И от меня невольно сторонятся…

Игумен, ризничий боятся,

Что я уйду из их монастыря,

И часто мне читают поученья,

О нуждах братии охотно говоря;

Но речи их звучат без убежденья.

А духовник мой, старец Михаил,

На днях в своем гробу навеки опочил.

Готовясь отойти к неведомому миру,

Он долго говорил о вере, о кресте,

И пел чуть слышным голосом стихиру:

«Не осуди меня, Христе!»

Потом, заметя наше огорченье,

Он нам сказал: «Не страшен смертный час!

Чего вы плачете? То глупость плачет в вас,

Не смерть увижу я, но воскресенье!»

Когда ж в последний раз он стал благословлять,

Какой-то радостью чудесной, неземною

Светился взор его. Да, с верою такою

Легко и жить, и умирать!

3 апреля

Христос воскрес! Природа воскресает,

Бегут, шумят весенние ручьи,

И теплый ветерок и нежит и ласкает

Глаза усталые мои.

Сегодня к старцу Михаилу

Пошел я в скит на свежую могилу.

Чудесный вечер был.
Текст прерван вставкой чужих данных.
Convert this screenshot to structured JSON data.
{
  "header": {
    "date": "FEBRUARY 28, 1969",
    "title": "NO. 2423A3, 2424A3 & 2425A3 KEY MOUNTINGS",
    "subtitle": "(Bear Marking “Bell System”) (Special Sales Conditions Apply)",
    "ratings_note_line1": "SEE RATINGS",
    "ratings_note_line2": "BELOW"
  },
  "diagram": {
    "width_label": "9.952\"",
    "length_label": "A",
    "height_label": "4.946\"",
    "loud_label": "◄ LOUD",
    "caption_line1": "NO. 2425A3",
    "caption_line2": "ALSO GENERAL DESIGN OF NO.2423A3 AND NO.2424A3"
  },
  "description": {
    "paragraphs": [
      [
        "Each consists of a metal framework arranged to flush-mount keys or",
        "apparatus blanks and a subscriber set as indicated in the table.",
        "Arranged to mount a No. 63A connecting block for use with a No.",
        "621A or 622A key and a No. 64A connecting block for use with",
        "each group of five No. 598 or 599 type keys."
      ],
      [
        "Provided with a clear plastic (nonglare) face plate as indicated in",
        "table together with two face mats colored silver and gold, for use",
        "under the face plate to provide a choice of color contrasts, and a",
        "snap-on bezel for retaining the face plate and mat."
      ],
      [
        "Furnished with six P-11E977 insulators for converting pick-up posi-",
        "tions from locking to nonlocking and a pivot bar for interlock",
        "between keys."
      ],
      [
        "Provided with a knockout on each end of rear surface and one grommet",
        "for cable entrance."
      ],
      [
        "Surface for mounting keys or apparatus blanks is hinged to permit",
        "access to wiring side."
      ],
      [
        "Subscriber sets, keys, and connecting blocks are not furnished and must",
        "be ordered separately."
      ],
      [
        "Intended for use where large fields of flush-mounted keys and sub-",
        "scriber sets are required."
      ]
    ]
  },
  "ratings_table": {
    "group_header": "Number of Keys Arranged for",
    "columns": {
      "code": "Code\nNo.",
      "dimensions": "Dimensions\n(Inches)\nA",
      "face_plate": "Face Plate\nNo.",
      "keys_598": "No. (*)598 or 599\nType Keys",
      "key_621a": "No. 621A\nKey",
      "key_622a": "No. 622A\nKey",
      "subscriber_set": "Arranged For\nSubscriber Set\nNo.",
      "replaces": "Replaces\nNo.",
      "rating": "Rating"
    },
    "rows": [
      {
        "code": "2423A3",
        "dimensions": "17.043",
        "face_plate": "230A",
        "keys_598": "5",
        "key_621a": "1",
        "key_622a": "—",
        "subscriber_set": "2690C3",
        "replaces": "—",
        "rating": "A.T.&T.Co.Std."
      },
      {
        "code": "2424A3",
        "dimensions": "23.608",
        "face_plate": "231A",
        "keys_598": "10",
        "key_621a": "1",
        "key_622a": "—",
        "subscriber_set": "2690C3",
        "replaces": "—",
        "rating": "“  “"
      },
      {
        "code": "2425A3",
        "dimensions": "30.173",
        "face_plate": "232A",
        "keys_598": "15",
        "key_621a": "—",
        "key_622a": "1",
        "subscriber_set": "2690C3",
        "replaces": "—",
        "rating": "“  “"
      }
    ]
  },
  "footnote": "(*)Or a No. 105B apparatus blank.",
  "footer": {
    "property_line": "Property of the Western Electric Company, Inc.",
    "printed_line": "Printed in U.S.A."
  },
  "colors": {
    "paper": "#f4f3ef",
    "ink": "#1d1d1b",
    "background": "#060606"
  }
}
Из церкви надо мной

Неслось пасхальное, торжественное пенье,

И пахло ладаном, разрытою землей,

И все так звало жить, сулило воскресенье!

О, Боже! думал я, зачем томлюсь я тут?

Мне тридцать лет, совсем здоров я телом,

И наслаждение, и труд

Могли бы быть еще моим уделом,

А между тем я жалкий труп душой.

Мне места в мире нет. Давно ли

Я полной жизнью жил и гордо жаждал воли,

Надеялся на счастье и покой?

От тех надежд и тени не осталось,

И призрак юности исчез…

А в церкви громко раздавалось:

«Христос воскрес! Христос воскрес!»

2 мая

«Она была твоя!» – шептал мне вечер мая,

Дразнила долго песня соловья,

Теперь он замолчал, и эта ночь немая

Мне шепчет вновь: «Она была твоя!»

Как листья тополей в сияньи серебристом,

Мерцает прошлое, погибшее давно;

О нем мне говорят и звезды в небе чистом,

И запах резеды, ворвавшийся в окно.

И некуда бежать, и мучит ночь немая,

Рисуя милые, знакомые черты…

О незабвенная, о вечно дорогая,

Откликнись, отзовись, скажи мне: где же ты?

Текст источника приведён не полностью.